Problème : ces acteurs de l’aménagement relèvent d’échelons administratifs différents. Et les retours d’expérience pointent tous un défaut de coopération entre acteurs et territoires et une coordination État/collectivités systématiquement défaillante. Trouver « l’équilibre entre encadrement juridique à l’échelon national et gestion de la crise sur le territoire » est une affaire compliquée, confirme François Philizot, préfet et président du Conseil d’orientation de l’observatoire des territoires.

S’ajoute à ce problème de gouvernance « une obsession du modèle générique du développement territorial », déplore Olivier Bouba-Olga, chef de service études et prospective au sein de la direction de l’intelligence territoriale et de la prospective de la région Nouvelle-Aquitaine. « Districts », pôles de compétitivité, « espace multipolaire », métropoles… un modèle chasse l’autre sans jamais se montrer transposable. Tous les territoires ont des vulnérabilités, mais chacun a ses problématiques propres. Mieux vaut donc préférer au modèle générique « une logique du sur-mesure », préconise Olivier Bouba-Olga, et ce, en identifiant « les territoires à enjeux sur chacune des problématiques territoriales existantes », une fois celles-ci « proprement documentées ». Action cœur de ville constitue en l’espèce un bon exemple. Plutôt que d’inviter les territoires à s’inscrire dans un projet prédéfini, le plan d’action repère les territoires les plus touchés par une dévitalisation de leur centre-ville pour agir ensuite de manière adaptée.

À la succession de modèles répond celle des réformes, complète Magali Reghezza-Zitt.
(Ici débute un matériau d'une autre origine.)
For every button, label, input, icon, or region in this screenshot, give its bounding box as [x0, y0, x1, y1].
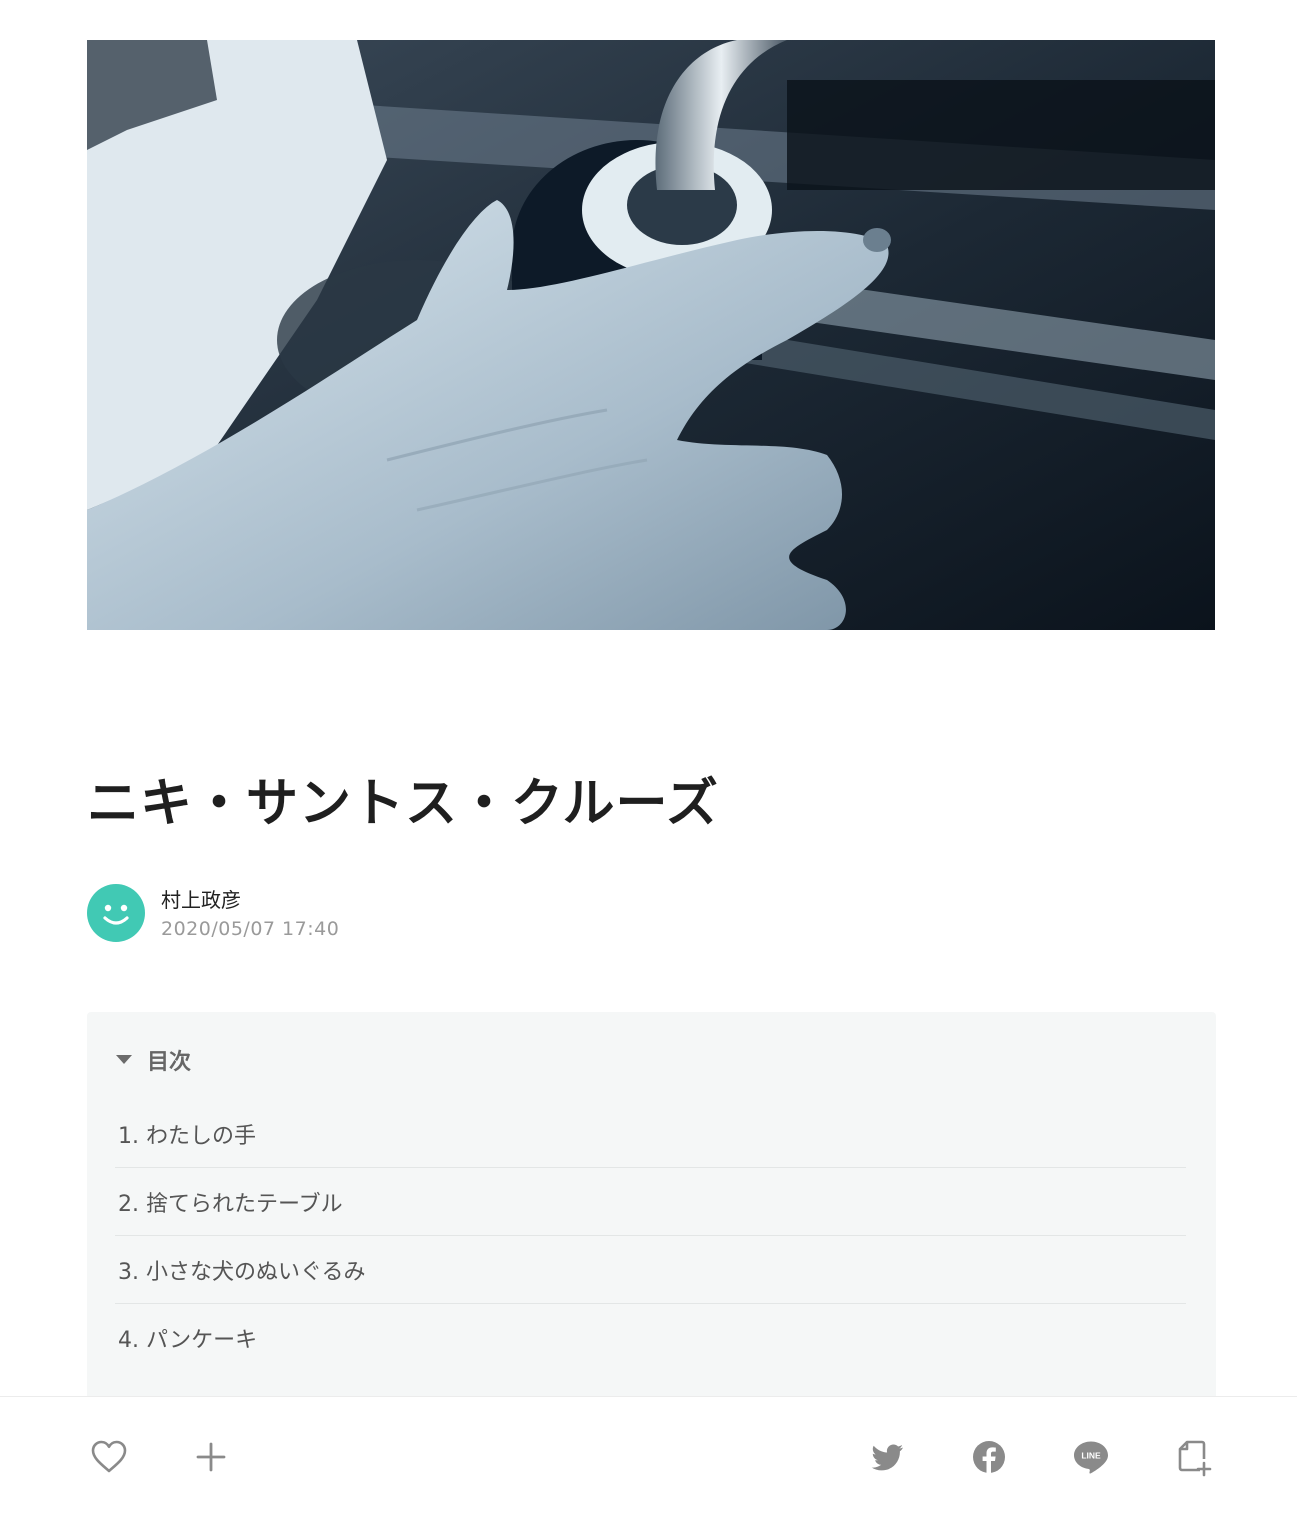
toc-item-label[interactable]: 1. わたしの手 — [118, 1118, 256, 1150]
caret-down-icon — [116, 1055, 132, 1064]
toc-item-label[interactable]: 3. 小さな犬のぬいぐるみ — [118, 1254, 366, 1286]
author-name[interactable]: 村上政彦 — [161, 884, 241, 913]
toc-list: 1. わたしの手 2. 捨てられたテーブル 3. 小さな犬のぬいぐるみ 4. パ… — [115, 1100, 1186, 1371]
publish-date: 2020/05/07 17:40 — [161, 918, 340, 940]
line-icon: LINE — [1074, 1441, 1108, 1474]
heart-icon — [91, 1440, 127, 1473]
embed-button[interactable] — [1174, 1437, 1214, 1477]
share-facebook-button[interactable] — [969, 1437, 1009, 1477]
facebook-icon — [973, 1441, 1005, 1473]
table-of-contents: 目次 1. わたしの手 2. 捨てられたテーブル 3. 小さな犬のぬいぐるみ 4… — [87, 1012, 1216, 1432]
toc-item-label[interactable]: 4. パンケーキ — [118, 1322, 257, 1354]
twitter-icon — [871, 1444, 903, 1471]
bottom-action-bar: LINE — [0, 1396, 1297, 1515]
like-button[interactable] — [89, 1437, 129, 1477]
author-info[interactable]: 村上政彦 2020/05/07 17:40 — [87, 882, 487, 944]
add-to-magazine-button[interactable] — [191, 1437, 231, 1477]
toc-item[interactable]: 4. パンケーキ — [115, 1304, 1186, 1371]
smiley-face-icon — [103, 904, 129, 925]
toc-item[interactable]: 1. わたしの手 — [115, 1100, 1186, 1168]
plus-icon — [196, 1442, 226, 1472]
share-twitter-button[interactable] — [867, 1437, 907, 1477]
avatar[interactable] — [87, 884, 145, 942]
embed-icon — [1178, 1440, 1212, 1477]
svg-text:LINE: LINE — [1081, 1451, 1101, 1461]
article-title: ニキ・サントス・クルーズ — [87, 774, 719, 834]
toc-item-label[interactable]: 2. 捨てられたテーブル — [118, 1186, 343, 1218]
share-line-button[interactable]: LINE — [1071, 1437, 1111, 1477]
toc-item[interactable]: 3. 小さな犬のぬいぐるみ — [115, 1236, 1186, 1304]
header-image — [87, 40, 1215, 630]
toc-heading: 目次 — [147, 1050, 192, 1075]
toc-item[interactable]: 2. 捨てられたテーブル — [115, 1168, 1186, 1236]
Les élus locaux n’ont pas le temps d’adapter un dispositif à leur territoire qu’un autre le remplace ou s’y ajoute sans évaluation du précédent. Or cet empilement n’est pas sans lien avec « la quête permanente de l’optimum territorial », note la géographe. Il n’existe pourtant pas de « maille magique » ou optimale en soi. Qu’un dispositif soit élaboré à l’échelon du bassin de vie ou du bassin d’emploi ne fera souvent pas de différence. Ce qui sera décisif en revanche, avertit Magali Reghezza-Zitt, c’est son inscription dans un projet politique incarné et porteur de valeurs.

Politiques publiques de l’espace et dispositifs de développement du territoire existent en nombre suffisant, voire profus. Il faut désormais rendre performant ce qui existe déjà. Et les crises constituent précisément « ce moment de vérité », qui permet de mesurer la performance des dispositifs mis en place sur un territoire.